Modifier 25 is frequently used in the wrong context -- sometimes mistakenly but more often as a result of purposeful attempts to increase a practice's level of reimbursements. The modifier is clearly defined as an identifiable evaluation and management (E/M) service performed by the same physician and on the same day as the initial procedure. However, many attempts have been made to stretch this definition in recent years, with some practices trying to use modifier 25 for situations in which the E/M service was performed by someone other than the physician responsible for the procedure in question.
The consequences for misuse of modifier 25 can be great, especially now that the Office of the Inspector General has increased scrutiny related to the modifier's use and frequent abuse. Avoiding abuse of modifier 25 does not have to be difficult; it simply takes a thorough understanding of the situations in which the modifier is appropriate. Use the following guidelines to ensure full compliance:
Smaller procedures often involve quick examinations of the patient, but these are generally included as a built-in part of the procedure. However, in certain circumstances, the patient may require a separate and more thorough examination. If modifier 25 is used for a separate examination, this exam must be considered a medical necessity, without which safe execution of the procedure would be impossible. For insurance purposes, this medical necessity may be identified by the phrase "the patient's condition required."
Procedure Already Recommended
Sometimes, an evaluation will take place on its own accord, with no plans of a procedure after the evaluation is complete. If, during the course of the evaluation, the physician determines that a further procedure is required, this should not be considered a modifier 25. In this circumstance, modifier 57 would be more appropriate. Modifier 25 is only used if the procedure has already been scheduled, along with a separate examination.
Modifier 25 is generally not used to designate evaluations taking place before routine, regularly scheduled procedures. It is more likely to be used on one-time procedures that are not viewed as part of a medical routine for the patient in question.

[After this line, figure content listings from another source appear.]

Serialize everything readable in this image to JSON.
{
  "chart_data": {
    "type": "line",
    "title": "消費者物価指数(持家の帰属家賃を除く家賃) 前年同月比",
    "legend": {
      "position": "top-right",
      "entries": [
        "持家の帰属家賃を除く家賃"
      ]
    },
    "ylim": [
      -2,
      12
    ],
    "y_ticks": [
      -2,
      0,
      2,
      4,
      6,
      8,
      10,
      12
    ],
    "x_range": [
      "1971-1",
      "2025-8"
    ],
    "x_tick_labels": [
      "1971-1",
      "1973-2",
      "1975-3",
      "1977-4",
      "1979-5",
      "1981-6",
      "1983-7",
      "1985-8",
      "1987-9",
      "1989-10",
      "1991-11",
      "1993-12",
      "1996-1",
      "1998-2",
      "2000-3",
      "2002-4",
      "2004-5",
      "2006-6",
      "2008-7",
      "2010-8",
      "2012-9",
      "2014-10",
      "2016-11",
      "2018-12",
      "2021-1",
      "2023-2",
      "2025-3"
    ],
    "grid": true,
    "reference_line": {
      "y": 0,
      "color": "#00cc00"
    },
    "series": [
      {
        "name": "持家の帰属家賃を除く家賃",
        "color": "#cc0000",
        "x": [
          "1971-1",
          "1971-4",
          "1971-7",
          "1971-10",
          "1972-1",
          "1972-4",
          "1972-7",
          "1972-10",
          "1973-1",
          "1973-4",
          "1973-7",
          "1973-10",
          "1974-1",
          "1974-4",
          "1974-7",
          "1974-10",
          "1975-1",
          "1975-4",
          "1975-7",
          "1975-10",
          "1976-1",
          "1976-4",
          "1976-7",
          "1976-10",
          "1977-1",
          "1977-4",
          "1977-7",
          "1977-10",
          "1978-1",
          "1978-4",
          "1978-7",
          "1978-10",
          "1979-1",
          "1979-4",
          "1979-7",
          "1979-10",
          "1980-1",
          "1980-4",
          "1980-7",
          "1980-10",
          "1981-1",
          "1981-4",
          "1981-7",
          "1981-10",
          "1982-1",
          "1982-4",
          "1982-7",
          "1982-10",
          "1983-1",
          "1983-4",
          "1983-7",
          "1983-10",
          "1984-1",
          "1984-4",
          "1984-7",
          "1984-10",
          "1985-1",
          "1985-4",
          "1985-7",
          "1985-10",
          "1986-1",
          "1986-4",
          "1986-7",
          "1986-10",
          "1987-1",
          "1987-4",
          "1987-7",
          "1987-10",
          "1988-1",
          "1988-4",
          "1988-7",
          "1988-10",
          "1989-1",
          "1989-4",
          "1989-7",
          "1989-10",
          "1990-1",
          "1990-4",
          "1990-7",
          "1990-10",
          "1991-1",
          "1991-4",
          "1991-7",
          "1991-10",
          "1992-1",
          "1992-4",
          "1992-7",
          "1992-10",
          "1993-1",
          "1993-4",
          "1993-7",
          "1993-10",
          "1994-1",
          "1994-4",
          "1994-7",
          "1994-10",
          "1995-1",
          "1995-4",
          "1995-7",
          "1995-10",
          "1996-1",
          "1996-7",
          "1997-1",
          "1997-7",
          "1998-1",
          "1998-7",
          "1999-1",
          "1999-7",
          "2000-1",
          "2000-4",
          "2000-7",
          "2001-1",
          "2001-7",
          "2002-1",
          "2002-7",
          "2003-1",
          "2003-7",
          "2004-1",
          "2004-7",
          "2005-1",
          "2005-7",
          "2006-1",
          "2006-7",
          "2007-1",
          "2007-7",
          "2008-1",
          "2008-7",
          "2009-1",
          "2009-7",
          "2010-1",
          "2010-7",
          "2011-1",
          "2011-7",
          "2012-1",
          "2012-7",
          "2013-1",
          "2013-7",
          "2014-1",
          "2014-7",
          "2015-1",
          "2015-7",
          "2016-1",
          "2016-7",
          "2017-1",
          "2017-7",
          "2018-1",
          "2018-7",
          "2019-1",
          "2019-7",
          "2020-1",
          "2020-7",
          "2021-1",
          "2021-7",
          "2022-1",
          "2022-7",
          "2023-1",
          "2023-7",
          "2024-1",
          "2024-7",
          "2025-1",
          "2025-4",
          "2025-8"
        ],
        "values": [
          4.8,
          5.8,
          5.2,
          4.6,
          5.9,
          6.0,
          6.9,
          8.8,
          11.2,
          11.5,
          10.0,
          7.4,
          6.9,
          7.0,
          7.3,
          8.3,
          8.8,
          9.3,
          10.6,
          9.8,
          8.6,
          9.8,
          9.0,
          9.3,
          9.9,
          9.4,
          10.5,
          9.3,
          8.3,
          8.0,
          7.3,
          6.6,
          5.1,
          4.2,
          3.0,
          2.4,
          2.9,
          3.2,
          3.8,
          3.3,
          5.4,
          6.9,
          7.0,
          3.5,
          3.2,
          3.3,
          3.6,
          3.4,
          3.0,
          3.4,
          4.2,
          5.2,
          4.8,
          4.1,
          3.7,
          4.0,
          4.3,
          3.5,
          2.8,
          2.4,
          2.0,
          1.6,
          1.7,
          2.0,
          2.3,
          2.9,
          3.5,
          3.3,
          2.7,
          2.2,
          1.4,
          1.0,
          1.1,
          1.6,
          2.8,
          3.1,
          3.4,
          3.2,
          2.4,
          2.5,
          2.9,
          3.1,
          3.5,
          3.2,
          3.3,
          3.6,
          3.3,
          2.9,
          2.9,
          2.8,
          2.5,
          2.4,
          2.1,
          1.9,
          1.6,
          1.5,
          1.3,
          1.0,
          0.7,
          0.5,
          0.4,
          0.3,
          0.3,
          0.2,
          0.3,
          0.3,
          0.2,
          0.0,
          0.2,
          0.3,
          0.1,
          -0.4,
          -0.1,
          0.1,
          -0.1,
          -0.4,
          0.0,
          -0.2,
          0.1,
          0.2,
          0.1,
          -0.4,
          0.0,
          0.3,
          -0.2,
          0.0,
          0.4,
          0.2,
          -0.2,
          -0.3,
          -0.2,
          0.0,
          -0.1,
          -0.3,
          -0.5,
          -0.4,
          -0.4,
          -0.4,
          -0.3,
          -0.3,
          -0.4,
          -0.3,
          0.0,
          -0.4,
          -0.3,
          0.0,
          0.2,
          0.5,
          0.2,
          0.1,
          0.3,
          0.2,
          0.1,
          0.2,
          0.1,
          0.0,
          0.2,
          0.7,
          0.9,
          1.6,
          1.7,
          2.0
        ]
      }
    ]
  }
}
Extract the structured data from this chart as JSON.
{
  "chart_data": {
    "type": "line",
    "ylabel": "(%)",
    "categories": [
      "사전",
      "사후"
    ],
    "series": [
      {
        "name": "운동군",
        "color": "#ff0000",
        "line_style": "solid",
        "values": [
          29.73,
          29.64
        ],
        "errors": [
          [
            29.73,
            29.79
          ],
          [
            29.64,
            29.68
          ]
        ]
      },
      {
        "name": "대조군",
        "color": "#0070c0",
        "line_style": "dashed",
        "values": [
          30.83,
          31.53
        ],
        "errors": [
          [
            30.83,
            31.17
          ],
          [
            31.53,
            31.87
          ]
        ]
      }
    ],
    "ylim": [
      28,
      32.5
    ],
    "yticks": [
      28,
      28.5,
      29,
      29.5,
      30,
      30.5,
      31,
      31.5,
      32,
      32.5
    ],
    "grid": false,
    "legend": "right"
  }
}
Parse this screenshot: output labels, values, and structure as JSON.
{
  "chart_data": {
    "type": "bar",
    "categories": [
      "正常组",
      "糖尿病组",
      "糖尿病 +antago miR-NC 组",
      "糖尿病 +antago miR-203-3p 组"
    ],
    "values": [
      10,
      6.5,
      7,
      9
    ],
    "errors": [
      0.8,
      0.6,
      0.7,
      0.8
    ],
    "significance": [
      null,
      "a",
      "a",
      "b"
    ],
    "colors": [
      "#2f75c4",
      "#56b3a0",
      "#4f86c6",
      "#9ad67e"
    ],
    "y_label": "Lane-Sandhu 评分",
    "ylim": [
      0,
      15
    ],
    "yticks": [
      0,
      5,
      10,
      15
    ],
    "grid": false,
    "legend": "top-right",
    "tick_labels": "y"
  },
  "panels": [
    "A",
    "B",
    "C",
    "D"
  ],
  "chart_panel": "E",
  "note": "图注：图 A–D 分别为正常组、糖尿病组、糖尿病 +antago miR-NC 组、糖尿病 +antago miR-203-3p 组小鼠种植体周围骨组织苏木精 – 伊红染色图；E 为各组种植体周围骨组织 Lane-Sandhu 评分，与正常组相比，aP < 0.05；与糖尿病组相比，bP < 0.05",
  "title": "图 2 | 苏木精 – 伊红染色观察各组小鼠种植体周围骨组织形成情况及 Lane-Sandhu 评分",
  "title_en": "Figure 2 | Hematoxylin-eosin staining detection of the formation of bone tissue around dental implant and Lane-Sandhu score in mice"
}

Visits by the same physician on the same day as a minor surgery or endoscopy are included in the payment for the procedure, unless a significant, separately identifiable service is also performed.
For example, a visit on the same day could be properly billed with the 25 modifier in addition to billing for suturing a scalp wound if a full neurological examination was made for a patient with head trauma.
Billing for a visit would not be appropriate if the physician only identified the need for sutures and confirmed allergy and immunization status. In the circumstance when the decision to perform a minor procedure is typically done immediately before the service, (e.g., whether or not sutures are needed to close a wound, whether or not to remove a mole or wart, etc.) it is considered a routine preoperative service and a visit or consultation should not be reported in addition to the procedure.
When determining whether use of modifier 25 is justified, don't get bogged down by the complex details. You will find your ability to identify circumstances requiring modifier 25 greatly improved if you simply remember that the evaluation and management must be separate -- and that the same physician must be responsible for both evaluation and management. Keep this simple guideline in mind and you are unlikely to incorrectly categorize an evaluation as a modifier 25.